One version is in the permanent collection of the Museum of Modern Art (MoMA) in New York City the other version is in the Philadelphia Museum of Art. However, Apollinaire died of the Spanish flu in 1918, while Jacob decided to enter a monastery in 1921. Apollinaire and Jacob, both poets, had been close friends of Picasso during the 1910s. The Harlequin believed to represent Picasso, the Pierrot Guillaume Apollinaire, and the monk Max Jacob, respectively. In the second painting, Pierrot and Harlequin have changed places, with the monk remaining to their right. Synthetic Cubist works use multiple forms of representation, combining the abstracted forms of Analytic Cubism with color, collage, and even sometimes.
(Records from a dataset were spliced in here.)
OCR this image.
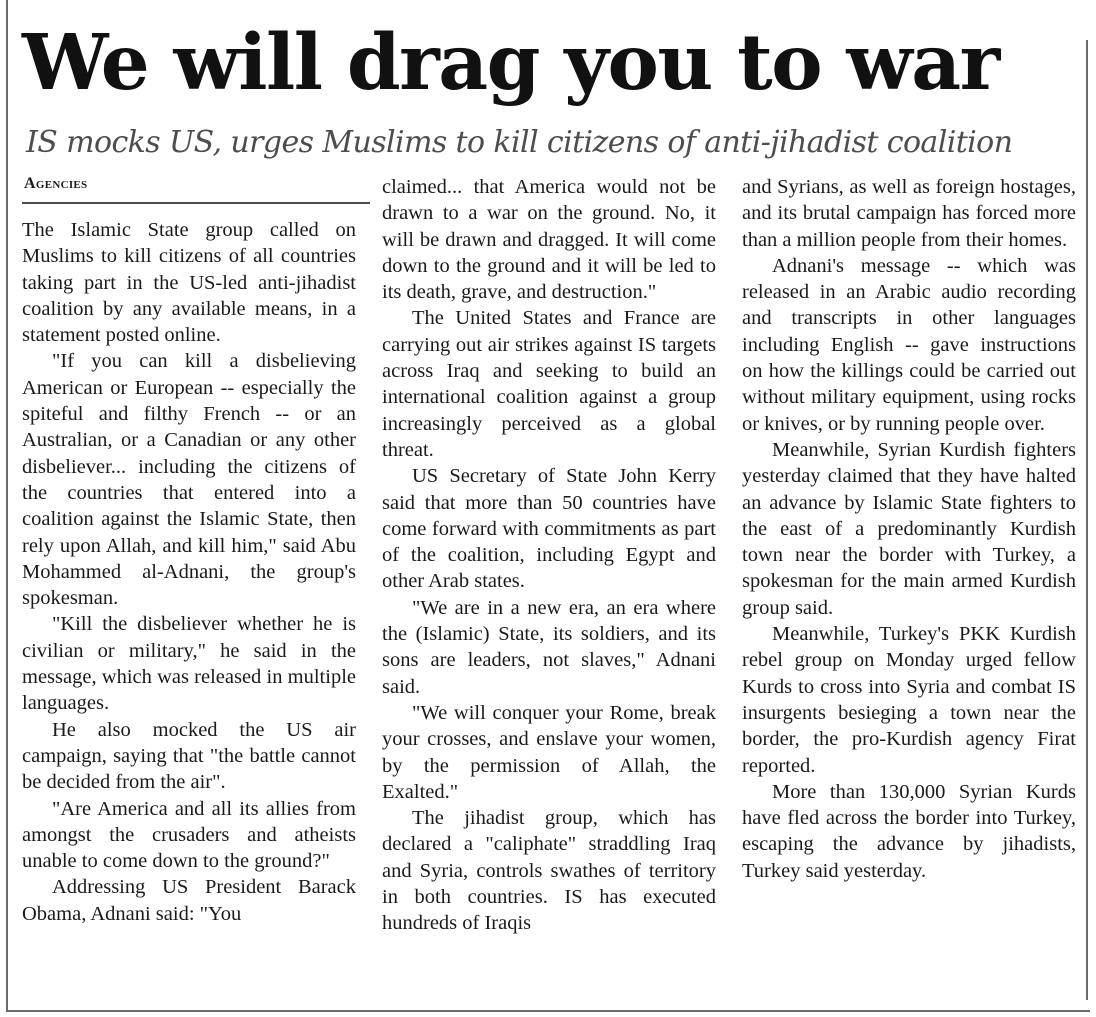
We will drag you to war
IS mocks US, urges Muslims to kill citizens of anti-jihadist coalition
Agencies

The Islamic State group called on Muslims to kill citizens of all countries taking part in the US-led anti-jihadist coalition by any available means, in a statement posted online.

"If you can kill a disbelieving American or European -- especially the spiteful and filthy French -- or an Australian, or a Canadian or any other disbeliever... including the citizens of the countries that entered into a coalition against the Islamic State, then rely upon Allah, and kill him," said Abu Mohammed al-Adnani, the group's spokesman.

"Kill the disbeliever whether he is civilian or military," he said in the message, which was released in multiple languages.

He also mocked the US air campaign, saying that "the battle cannot be decided from the air".

"Are America and all its allies from amongst the crusaders and atheists unable to come down to the ground?"

Addressing US President Barack Obama, Adnani said: "You

claimed... that America would not be drawn to a war on the ground. No, it will be drawn and dragged. It will come down to the ground and it will be led to its death, grave, and destruction."

The United States and France are carrying out air strikes against IS targets across Iraq and seeking to build an international coalition against a group increasingly perceived as a global threat.

US Secretary of State John Kerry said that more than 50 countries have come forward with commitments as part of the coalition, including Egypt and other Arab states.

"We are in a new era, an era where the (Islamic) State, its soldiers, and its sons are leaders, not slaves," Adnani said.

"We will conquer your Rome, break your crosses, and enslave your women, by the permission of Allah, the Exalted."

The jihadist group, which has declared a "caliphate" straddling Iraq and Syria, controls swathes of territory in both countries. IS has executed hundreds of Iraqis

and Syrians, as well as foreign hostages, and its brutal campaign has forced more than a million people from their homes.

Adnani's message -- which was released in an Arabic audio recording and transcripts in other languages including English -- gave instructions on how the killings could be carried out without military equipment, using rocks or knives, or by running people over.

Meanwhile, Syrian Kurdish fighters yesterday claimed that they have halted an advance by Islamic State fighters to the east of a predominantly Kurdish town near the border with Turkey, a spokesman for the main armed Kurdish group said.

Meanwhile, Turkey's PKK Kurdish rebel group on Monday urged fellow Kurds to cross into Syria and combat IS insurgents besieging a town near the border, the pro-Kurdish agency Firat reported.

More than 130,000 Syrian Kurds have fled across the border into Turkey, escaping the advance by jihadists, Turkey said yesterday.
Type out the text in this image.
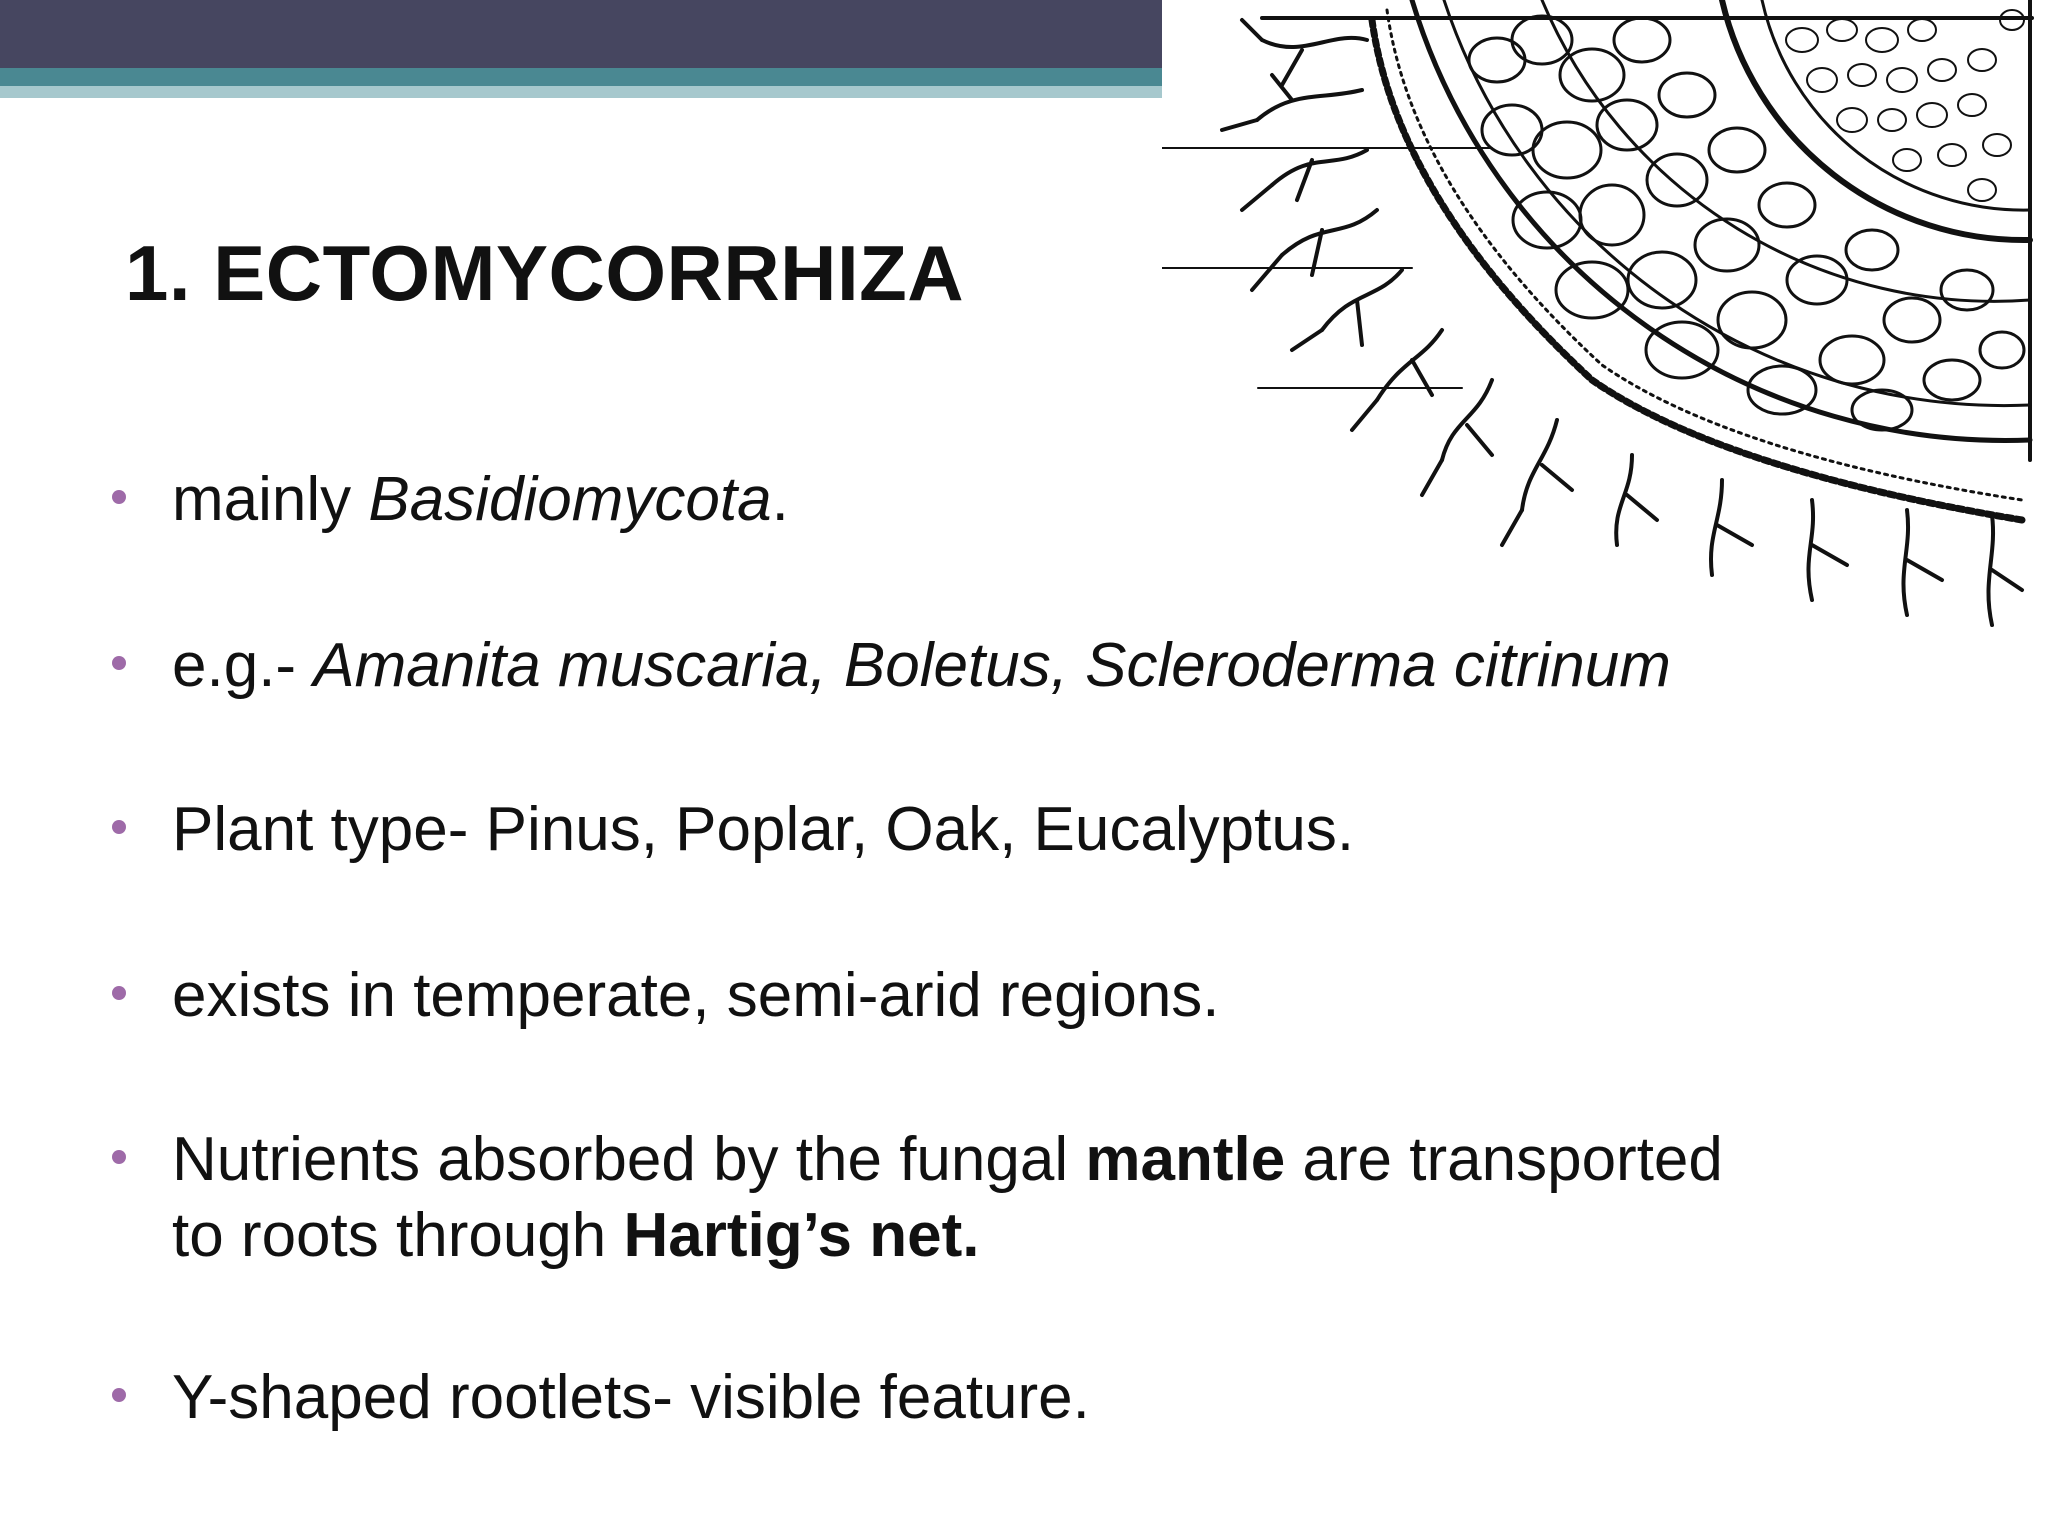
1. ECTOMYCORRHIZA
mainly Basidiomycota.
e.g.- Amanita muscaria, Boletus, Scleroderma citrinum
Plant type- Pinus, Poplar, Oak, Eucalyptus.
exists in temperate, semi-arid regions.
Nutrients absorbed by the fungal mantle are transported
to roots through Hartig’s net.
Y-shaped rootlets- visible feature.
The dog is mostly hidden, but his tail is shown between the Harlequin’s legs, his body under the Pierrot's pants, and 2 front legs on the left side.

The more famous version features a Pierrot on the left with a clarinet, a Harlequin in the middle with a guitar and a singing monk on the right holding sheet music sitting at a table on a dark brown stage. Two of the musicians are wearing costumes of the popular Italian theater Commedia dell'arte. These paintings each colorfully represent three musicians wearing masks. Whereas they had previously focused on the conceptual realist side of Cubism, they now became more interested in materiality and the ability of collage to suggest multiple layers of meaning. They were both completed in 1921 in Fontainebleau near Paris, France, and exemplify the Synthetic Cubist style the flat planes of color and "intricate puzzle-like composition" giving the appearance of cutout paper with which the style originated. Cubist Collage Goes Abstract These new techniques had a profound and immediate effect on the work of Picasso and Braque. The Surrealists were enchanted with text. For the Surrealist artists, collage no longer had to do exclusively with paper and glue. The Dadaists and their techniques of relief assemblage, overpainting and photo-collage influenced Surrealism. Three Musicians is the title of two similar oil paintings by Spanish artist Pablo Picasso. For the Cubist artists, papier coll had opened onto construction and design. Prior to its use by Braque and Picasso, collage was primarily a craft technique used by women and hobbyists in the 19th century to make scrapbooks. were pasted into compositions, marking the first use of collage in fine art. Pablo Picasso, 1921, Nous autres musiciens (Three Musicians), oil on canvas, 204.5 × 188.3 cm, Philadelphia Museum of Art Cubism is an early 20th-century art movement which took a revolutionary new.